Monday, April 4, 2011
Advice from Harvard
I had to sit in on a discussion by a Harvard Professor last week (Threats were made). In it, the professor deigned to talk to us but didn't go so far as to actually prepare something to say. Instead he had a sort of open mic session in which we could voice supplications and he would reply to them (Are you sensing my response to the whole thing?). One thing he did say (a couple of times) is that if changes are to be made in English Departments (And by English he means literature, blithely unaware that half of English department people don't teach literature), the "leaders" in the field (Harvard) will have to do it first and then the rest of the world will follow like imprinted ducklings.
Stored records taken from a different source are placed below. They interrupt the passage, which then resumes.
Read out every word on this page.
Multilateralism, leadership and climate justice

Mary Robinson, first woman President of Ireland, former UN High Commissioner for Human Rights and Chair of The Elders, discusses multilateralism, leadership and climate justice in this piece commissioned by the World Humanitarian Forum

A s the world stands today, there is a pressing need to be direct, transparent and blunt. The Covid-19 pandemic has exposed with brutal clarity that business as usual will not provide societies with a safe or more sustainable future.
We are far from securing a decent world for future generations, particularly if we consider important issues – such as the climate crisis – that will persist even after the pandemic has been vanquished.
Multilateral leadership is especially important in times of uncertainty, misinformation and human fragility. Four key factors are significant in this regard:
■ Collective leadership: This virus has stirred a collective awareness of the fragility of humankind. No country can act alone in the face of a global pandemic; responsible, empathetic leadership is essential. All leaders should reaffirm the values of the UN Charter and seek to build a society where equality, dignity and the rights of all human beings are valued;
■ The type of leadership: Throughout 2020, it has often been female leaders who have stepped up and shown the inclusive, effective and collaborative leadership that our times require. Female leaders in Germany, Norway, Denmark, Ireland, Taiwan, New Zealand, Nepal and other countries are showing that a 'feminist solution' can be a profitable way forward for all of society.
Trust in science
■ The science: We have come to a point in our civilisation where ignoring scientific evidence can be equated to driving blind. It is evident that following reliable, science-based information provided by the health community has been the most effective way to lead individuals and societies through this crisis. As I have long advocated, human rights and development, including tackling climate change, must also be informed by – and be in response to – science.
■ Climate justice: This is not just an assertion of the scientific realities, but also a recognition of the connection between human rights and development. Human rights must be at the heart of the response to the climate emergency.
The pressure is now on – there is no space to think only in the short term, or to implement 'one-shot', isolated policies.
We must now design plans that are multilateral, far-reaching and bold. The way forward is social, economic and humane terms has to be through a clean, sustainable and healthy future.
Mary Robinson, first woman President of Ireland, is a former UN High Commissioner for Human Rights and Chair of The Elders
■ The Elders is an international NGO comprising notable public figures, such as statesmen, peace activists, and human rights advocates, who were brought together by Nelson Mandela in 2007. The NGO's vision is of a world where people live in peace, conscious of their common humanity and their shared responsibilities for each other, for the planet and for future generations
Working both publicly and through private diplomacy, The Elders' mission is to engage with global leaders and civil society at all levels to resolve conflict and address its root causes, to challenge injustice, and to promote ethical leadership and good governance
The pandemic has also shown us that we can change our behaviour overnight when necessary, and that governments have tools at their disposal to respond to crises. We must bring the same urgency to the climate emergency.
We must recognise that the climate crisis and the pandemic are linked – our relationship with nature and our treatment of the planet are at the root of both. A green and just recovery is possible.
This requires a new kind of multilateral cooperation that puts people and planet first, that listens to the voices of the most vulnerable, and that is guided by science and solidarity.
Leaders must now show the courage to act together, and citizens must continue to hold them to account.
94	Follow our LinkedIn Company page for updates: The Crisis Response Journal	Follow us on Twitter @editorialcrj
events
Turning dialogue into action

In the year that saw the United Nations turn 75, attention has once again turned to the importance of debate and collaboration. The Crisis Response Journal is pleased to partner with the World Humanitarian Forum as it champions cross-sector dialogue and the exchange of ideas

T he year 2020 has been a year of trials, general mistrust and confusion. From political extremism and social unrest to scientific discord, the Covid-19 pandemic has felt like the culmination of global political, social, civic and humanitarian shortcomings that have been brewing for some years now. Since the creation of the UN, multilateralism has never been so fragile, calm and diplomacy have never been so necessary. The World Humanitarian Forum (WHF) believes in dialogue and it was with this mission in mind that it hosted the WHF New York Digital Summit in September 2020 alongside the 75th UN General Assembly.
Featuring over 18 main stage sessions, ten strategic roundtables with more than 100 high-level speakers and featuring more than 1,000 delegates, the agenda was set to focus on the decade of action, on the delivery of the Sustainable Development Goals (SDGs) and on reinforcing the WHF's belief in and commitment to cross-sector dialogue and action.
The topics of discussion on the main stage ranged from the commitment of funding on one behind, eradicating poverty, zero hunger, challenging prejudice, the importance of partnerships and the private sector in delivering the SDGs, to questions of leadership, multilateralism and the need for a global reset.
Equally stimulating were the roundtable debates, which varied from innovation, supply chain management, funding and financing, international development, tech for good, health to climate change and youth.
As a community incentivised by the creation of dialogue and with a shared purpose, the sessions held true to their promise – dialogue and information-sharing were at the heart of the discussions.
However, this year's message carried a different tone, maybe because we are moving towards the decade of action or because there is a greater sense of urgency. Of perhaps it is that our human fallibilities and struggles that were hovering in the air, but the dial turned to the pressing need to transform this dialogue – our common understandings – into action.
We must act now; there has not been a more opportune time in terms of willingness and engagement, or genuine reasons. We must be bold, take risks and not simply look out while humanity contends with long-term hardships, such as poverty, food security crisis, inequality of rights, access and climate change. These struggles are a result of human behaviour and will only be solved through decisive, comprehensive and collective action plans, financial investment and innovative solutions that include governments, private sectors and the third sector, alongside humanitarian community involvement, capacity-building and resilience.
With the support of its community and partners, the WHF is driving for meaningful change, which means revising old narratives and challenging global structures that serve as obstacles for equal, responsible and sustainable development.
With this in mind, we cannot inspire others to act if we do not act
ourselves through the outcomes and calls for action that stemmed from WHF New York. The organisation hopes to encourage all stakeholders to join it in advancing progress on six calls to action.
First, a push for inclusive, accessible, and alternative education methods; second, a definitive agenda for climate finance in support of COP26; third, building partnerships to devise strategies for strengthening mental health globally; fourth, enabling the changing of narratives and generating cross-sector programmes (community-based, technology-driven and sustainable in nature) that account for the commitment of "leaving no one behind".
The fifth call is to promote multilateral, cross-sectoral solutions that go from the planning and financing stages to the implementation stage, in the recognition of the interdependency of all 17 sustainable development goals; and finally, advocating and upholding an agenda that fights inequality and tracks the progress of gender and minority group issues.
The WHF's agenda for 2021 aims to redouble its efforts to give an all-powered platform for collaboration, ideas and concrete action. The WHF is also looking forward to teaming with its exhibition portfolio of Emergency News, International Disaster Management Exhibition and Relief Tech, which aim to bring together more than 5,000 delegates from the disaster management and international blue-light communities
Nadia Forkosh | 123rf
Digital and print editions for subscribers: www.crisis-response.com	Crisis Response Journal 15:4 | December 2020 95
Not so, my Brahmin colleague. In fact, it's the other way around. There is no reason in the world why the "leaders," the ones with the endowments and the prestige, should make any changes. They are quite happy at the top, looking down on the inchworms struggling up the slopes. Change comes from the newcomers, from the proles trying to get ahead in the world of academe. Some upstart university way out past the Mississippi (where civilization ends) will create the first completely on-line Master of Science degree in technical communication. "Technical Communication?" quizzes our Harvard man? "What's that?" P.S. Utah State University, Logan, Utah, developed the first and still very successful on-line program in technical and professional communication.